Hyperthyroidism in cats and Methimazole

One peculiar problem that pet cats may face is Hyperthyroidism. This abnormal condition occurs when the thyroid gland produces excessive amounts of thyroid hormones. Although this condition is thankfully somewhat rare, as of now, the only possible prescribed medication is Methimazole. 

In some countries, like Australia and the United Kingdom, sometimes Carbimazole is used. Both drugs block the production of thyroid hormones T3 and T4. Since Carbimazole is not so commonly used, let us examine why veterinary doctors prefer the use of Methimazole. Firstly, it is an alternative to surgery or radiotherapy, both treatments fraught with the danger of many possible side effects, and also being long-drawn. With Methimazole, side effects are not so common and furthermore, the effects of treatment by Methimazole are reversible.

 Apart from the drug form, Methimazole is also available in gel or cream form known as Methimazole transdermal gel. The advantage of this is that as the actual drug is not at all palatable, and in fact quite bitter, many cats will of course not take it as it is. Even if mixed with food, after the first one or two instances, it may even give up eating altogether. This gel containing Methimazole is a viscous liquid applied to the skin of your pet either by hand, wearing gloves or finger cots for your protection. It is also packaged and sold in syringes, which is often more easy to administer. This gel is a compound that needs to fit the prescription and is available in a variety of strength doses.

Most common side effects

When Methimazole is fed to cats internally, in rare cases it produces side effects and can disrupt the normal functioning of the digestive tract of cats. The poor pet could experience nausea, vomiting and general loss of appetite. Reassuringly these effects are not permanent, and usually cease after a couple of times the drug has been fed to your pet, but of course, it is very disconcerting to the owner to see their precious pet go through this kind of discomfort and suffering.
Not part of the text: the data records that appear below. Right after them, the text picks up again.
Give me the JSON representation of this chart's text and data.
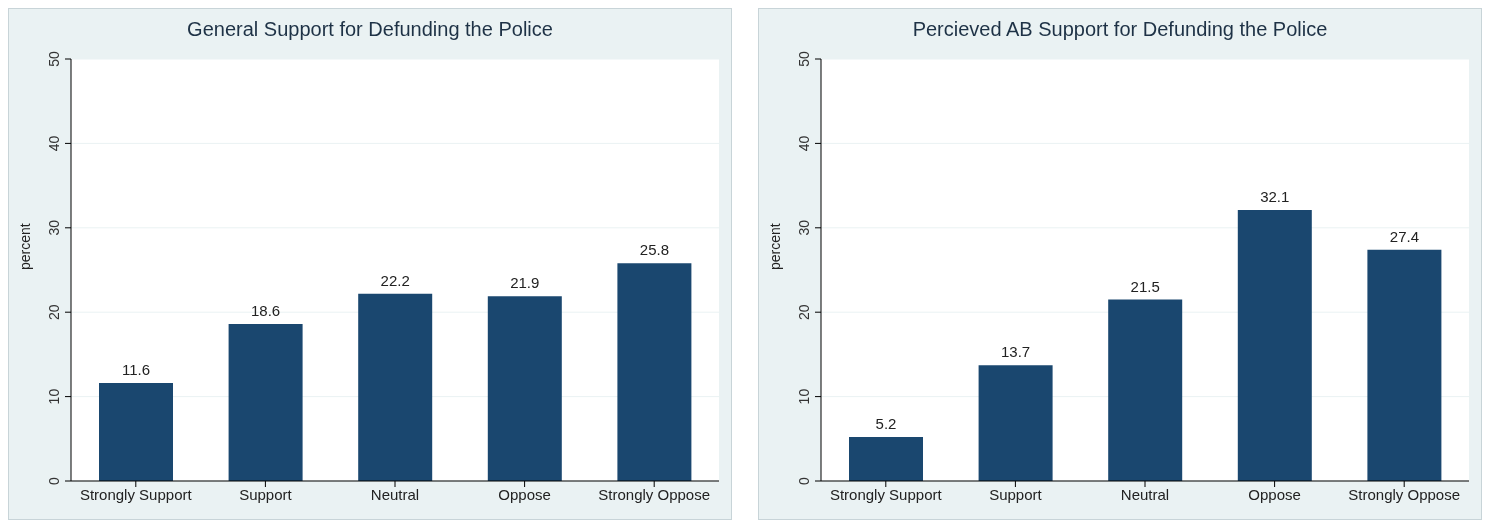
{
  "chart_data": [
    {
      "type": "bar",
      "title": "General Support for Defunding the Police",
      "ylabel": "percent",
      "categories": [
        "Strongly Support",
        "Support",
        "Neutral",
        "Oppose",
        "Strongly Oppose"
      ],
      "values": [
        11.6,
        18.6,
        22.2,
        21.9,
        25.8
      ],
      "color": "#1a476f",
      "ylim": [
        0,
        50
      ],
      "yticks": [
        0,
        10,
        20,
        30,
        40,
        50
      ],
      "grid": "y",
      "data_labels": true
    },
    {
      "type": "bar",
      "title": "Percieved AB Support for Defunding the Police",
      "ylabel": "percent",
      "categories": [
        "Strongly Support",
        "Support",
        "Neutral",
        "Oppose",
        "Strongly Oppose"
      ],
      "values": [
        5.2,
        13.7,
        21.5,
        32.1,
        27.4
      ],
      "color": "#1a476f",
      "ylim": [
        0,
        50
      ],
      "yticks": [
        0,
        10,
        20,
        30,
        40,
        50
      ],
      "grid": "y",
      "data_labels": true
    }
  ]
}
Another problem could be irritation of the face and neck with this irritation becoming so unbearable that the cat scratches itself badly, leading to scratches and cuts. In such a case, immediately stop the treatment before the animal mutilates itself further. If in fact, considerable damage has been done, then pellitol ointment should be smeared on the injured areas. This forms a thick protective coating inside the ear, which prevents the cat from further harming itself.


Even though Methimazole can have some side effects, but at this point in time, there is no drug that acts faster or produces more effective results than it. But if only recommended doses are administered, and the patient (your cat) is monitored carefully for any side effects or any kind of abnormal swelling, then your pet can indeed be healed and protected from any recurrences of thyroid-related problems in the future.